Angus Lloyd
- Born: 2 October 1992 (age 33) Dún Laoghaire, Ireland
- Height: 1.75 m (5 ft 9 in)
- Weight: 80 kg (13 st; 180 lb)
- School: Blackrock College
- University: Trinity College Dublin

Rugby union career
- Position: Scrum-half

Amateur team(s)
- Years: Team / Apps / (Points)
- 20–2018: Dublin University
- 2018–: Clontarf

Senior career
- Years: Team / Apps / (Points)
- 2016: Ulster / 1 / (0)
- 2016–2017: → Munster (loan) / 6 / (5)
- 2018–2020: Connacht / 4 / (0)
- Correct as of 5 January 2019

International career
- Years: Team / Apps / (Points)
- 2016: Ireland Clubs / 4 / (0)
- Correct as of 18 March 2016

= Angus Lloyd (rugby union) =

Angus Lloyd (born 2 October 1992), is a retired Irish rugby union player. He played as a scrum-half.

==Early career==
Lloyd was educated at Blackrock College, where he played on the Schools Senior Cup team, and then went to Trinity College Dublin, where he played on the universities senior side, winning the colours game against UCD for the first time in his final year in 2015–16. He also played for Dublin University in the inaugural World Universities Cup held in Cambridge in 2015, where Trinity finished as runners-up. During the 2015–16 All-Ireland League, Lloyd was named the Division 1B Player of the Year, and he impressed during a trial with the Munster A squad in early 2016.

==Professional career==

===Ulster===
Lloyd joined Ulster in the summer of 2016 on a development contract. He made his Ulster debut off the bench in the 19–8 victory at home to Scarlets on 16 September 2016.

===Munster===
Lloyd joined Ulster's provincial rival Munster on a short-term loan in November 2016. He made his competitive debut for Munster on 26 November 2016, coming on as a replacement for Duncan Williams in the 2016–17 Pro12 fixture against Treviso at Thomond Park.

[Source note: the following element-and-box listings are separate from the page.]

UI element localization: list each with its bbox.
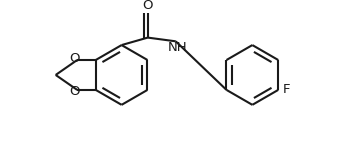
- Text: NH: NH: [168, 41, 187, 54]
- Text: O: O: [142, 0, 153, 12]
- Text: F: F: [283, 83, 290, 96]
- Text: O: O: [69, 85, 80, 98]
- Text: O: O: [69, 52, 80, 65]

Lloyd's contract with Munster was extended until June 2017. He started against Ulster and scored a try, his first for Munster, in the southern provinces' 22–20 win on 15 April 2017. Lloyd had been a late call-up to the starting XV after Duncan Williams withdrew from the game with an injury.

===Beaumont Hospital===

During a short-term hiatus in Lloyd's professional career, he played a pivotal role in securing the 2017 Dublin Hospitals' Cup for Beaumont Hospital.

===Connacht===
Lloyd joined Connacht on a short-term contract as injury cover for Kieran Marmion and Conor McKeon in December 2018. He retired from rugby in 2020 to pursue a medical career.

==Ireland==
Lloyd made two appearances for the Ireland Club XV side in 2016, starting in their 16–12 away win against the France Fédérale side on 12 February, before featuring off the bench in the 13–19 home defeat at the hands of the Scotland Club XV on 18 March.